4. Guided Cost Learning: Deep Inverse Optimal Control via Policy Optimization
I find Inverse RL unintuitive: didn't Vapnik say not to introduce difficult intermediate problems? Nonetheless, it seems to work well. Perhaps requiring the learned policy to be “rational” under some cost function is a useful prior which mitigates sample complexity? I'm not sure, I have to noodle on it. In the meantime, cool videos of robots doing the dishes!
5. Dueling Network Architectures for Deep Reinforcement Learning.
Best paper, so I'm not adding any value by pointing it out to you. However, after reading it, meditate on why learning two things is better than learning one. Then re-read the discussion section. Then meditate on whether a similar variance isolation trick applies to your current problem.

From the workshops, some fun stuff I heard:
1. Gerald Tesauro dusted off his old Neurogammon code, ran it on a more powerful computer (his current laptop), and got much better results. Unfortunately, we cannot conclude that NVIDIA will solve AI for us if we wait long enough. In 2 player games or in simulated environments more generally, computational power equates to more data resources, because you can simulate more. In the real world we have sample complexity constraints: you have to perform actual actions to get actual rewards. However, in the same way that cars and planes are faster than people because they have unfair energetic advantages (we are 100W machines; airplanes are much higher), I think “superhuman AI”, should it come about, will be because of sample complexity advantages, i.e., a distributed collection of robots that can perform more actions and experience more rewards (and remember and share all of them with each other). So really Boston Dynamics, not NVIDIA, is the key to the singularity. (In the meantime … buy my vitamins!)
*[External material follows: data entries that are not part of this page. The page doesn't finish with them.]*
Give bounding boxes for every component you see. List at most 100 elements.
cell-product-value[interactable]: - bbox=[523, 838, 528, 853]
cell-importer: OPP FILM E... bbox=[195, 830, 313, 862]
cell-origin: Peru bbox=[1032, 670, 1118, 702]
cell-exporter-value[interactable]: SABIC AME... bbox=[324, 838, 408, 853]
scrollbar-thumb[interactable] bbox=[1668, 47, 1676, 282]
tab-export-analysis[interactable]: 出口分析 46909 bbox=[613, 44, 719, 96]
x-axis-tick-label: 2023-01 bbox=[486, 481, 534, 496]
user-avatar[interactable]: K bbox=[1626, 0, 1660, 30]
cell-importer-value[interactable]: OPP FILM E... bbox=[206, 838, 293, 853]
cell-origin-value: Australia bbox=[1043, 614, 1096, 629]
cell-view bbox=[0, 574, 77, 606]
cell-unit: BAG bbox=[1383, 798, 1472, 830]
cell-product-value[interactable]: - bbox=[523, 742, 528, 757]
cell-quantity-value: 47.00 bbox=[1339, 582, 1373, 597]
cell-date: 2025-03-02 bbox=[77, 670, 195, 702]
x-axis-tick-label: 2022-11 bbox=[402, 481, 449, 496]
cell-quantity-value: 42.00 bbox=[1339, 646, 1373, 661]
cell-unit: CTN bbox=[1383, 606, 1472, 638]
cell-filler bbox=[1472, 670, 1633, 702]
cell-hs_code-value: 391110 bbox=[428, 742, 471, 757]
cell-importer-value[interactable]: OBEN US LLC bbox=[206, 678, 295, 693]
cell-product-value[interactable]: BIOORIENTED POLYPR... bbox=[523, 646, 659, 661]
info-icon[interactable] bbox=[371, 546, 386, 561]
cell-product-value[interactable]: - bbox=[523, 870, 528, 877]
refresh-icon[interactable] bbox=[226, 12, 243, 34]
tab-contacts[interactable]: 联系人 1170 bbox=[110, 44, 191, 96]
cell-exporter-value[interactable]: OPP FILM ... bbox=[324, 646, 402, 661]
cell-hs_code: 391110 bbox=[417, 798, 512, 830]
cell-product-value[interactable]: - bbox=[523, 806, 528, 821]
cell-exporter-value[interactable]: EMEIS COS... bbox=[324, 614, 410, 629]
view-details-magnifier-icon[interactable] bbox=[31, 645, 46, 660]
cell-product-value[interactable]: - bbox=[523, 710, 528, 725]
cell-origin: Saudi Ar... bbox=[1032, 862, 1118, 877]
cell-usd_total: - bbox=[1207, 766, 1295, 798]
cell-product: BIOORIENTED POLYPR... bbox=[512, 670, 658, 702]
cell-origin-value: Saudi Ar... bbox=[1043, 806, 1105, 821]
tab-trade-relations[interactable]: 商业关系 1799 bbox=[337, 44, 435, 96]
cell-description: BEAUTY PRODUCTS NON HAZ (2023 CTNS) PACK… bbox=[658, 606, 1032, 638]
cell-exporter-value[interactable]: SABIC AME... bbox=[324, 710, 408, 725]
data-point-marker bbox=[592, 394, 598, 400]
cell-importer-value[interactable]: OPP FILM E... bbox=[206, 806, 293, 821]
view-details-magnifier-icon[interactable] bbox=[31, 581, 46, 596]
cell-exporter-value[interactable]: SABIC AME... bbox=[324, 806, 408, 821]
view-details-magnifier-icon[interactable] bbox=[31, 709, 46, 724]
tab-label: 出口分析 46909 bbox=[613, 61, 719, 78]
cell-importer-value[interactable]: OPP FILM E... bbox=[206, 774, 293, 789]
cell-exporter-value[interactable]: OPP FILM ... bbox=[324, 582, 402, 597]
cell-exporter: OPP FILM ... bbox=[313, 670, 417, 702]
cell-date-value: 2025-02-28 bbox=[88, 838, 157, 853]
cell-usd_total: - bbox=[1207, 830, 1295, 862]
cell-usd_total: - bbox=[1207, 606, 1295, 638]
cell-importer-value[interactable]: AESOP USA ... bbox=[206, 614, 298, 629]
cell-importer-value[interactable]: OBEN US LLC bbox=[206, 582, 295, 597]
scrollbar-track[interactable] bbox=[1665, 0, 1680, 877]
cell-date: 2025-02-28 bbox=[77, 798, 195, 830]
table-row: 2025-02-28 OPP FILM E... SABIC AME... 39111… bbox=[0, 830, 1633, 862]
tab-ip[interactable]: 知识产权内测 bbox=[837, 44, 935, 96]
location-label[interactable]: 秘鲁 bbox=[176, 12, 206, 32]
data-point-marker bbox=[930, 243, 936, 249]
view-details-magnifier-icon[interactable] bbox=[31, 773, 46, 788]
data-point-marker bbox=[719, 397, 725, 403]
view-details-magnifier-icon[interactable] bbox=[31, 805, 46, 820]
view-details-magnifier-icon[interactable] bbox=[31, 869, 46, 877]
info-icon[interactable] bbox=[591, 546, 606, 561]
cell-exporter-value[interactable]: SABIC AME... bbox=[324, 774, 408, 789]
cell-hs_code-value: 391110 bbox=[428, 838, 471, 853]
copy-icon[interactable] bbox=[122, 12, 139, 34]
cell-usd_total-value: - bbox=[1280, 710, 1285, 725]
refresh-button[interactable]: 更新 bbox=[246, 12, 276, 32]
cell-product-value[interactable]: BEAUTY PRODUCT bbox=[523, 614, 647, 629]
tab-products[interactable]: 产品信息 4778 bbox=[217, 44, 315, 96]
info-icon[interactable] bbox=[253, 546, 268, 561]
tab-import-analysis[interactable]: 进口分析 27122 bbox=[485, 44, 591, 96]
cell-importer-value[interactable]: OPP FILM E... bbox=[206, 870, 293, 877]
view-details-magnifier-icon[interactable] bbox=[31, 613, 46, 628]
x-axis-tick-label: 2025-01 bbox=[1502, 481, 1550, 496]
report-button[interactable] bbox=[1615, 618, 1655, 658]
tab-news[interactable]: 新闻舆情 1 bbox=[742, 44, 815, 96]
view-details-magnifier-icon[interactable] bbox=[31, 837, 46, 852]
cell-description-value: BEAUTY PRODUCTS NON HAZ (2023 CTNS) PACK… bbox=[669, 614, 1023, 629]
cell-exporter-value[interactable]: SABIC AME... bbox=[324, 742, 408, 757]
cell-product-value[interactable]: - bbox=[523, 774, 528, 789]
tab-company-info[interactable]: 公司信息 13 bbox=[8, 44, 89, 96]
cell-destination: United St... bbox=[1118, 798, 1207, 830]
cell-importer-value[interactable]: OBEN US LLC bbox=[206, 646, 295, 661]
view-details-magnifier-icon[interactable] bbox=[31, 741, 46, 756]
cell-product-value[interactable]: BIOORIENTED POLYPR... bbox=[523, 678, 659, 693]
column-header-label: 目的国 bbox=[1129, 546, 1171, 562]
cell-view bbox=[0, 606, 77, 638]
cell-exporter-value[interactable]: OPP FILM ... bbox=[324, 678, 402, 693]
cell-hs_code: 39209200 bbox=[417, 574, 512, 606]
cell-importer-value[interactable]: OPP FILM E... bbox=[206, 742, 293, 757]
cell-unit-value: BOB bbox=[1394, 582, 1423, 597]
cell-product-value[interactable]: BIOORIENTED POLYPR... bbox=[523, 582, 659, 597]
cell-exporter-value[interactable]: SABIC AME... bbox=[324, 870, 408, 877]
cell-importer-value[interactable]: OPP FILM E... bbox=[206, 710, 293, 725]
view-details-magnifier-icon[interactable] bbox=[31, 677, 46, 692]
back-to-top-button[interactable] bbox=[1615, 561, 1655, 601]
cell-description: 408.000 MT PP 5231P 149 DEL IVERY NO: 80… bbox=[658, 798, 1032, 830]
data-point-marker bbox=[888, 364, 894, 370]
2. Ben Recht talked about the virtues of random hyperparameter optimization and an acceleration technique that looks like a cooler version of sub-linear debugging. This style, in my experience, works.
3. Leon Bottou pointed out that first order methods are now within constant factors of optimal convergence, with the corollary that any putative improvement has to be extremely cheap to compute since it can only yield a constant factor. He also presented a plausible improvement on batch normalization in the same talk.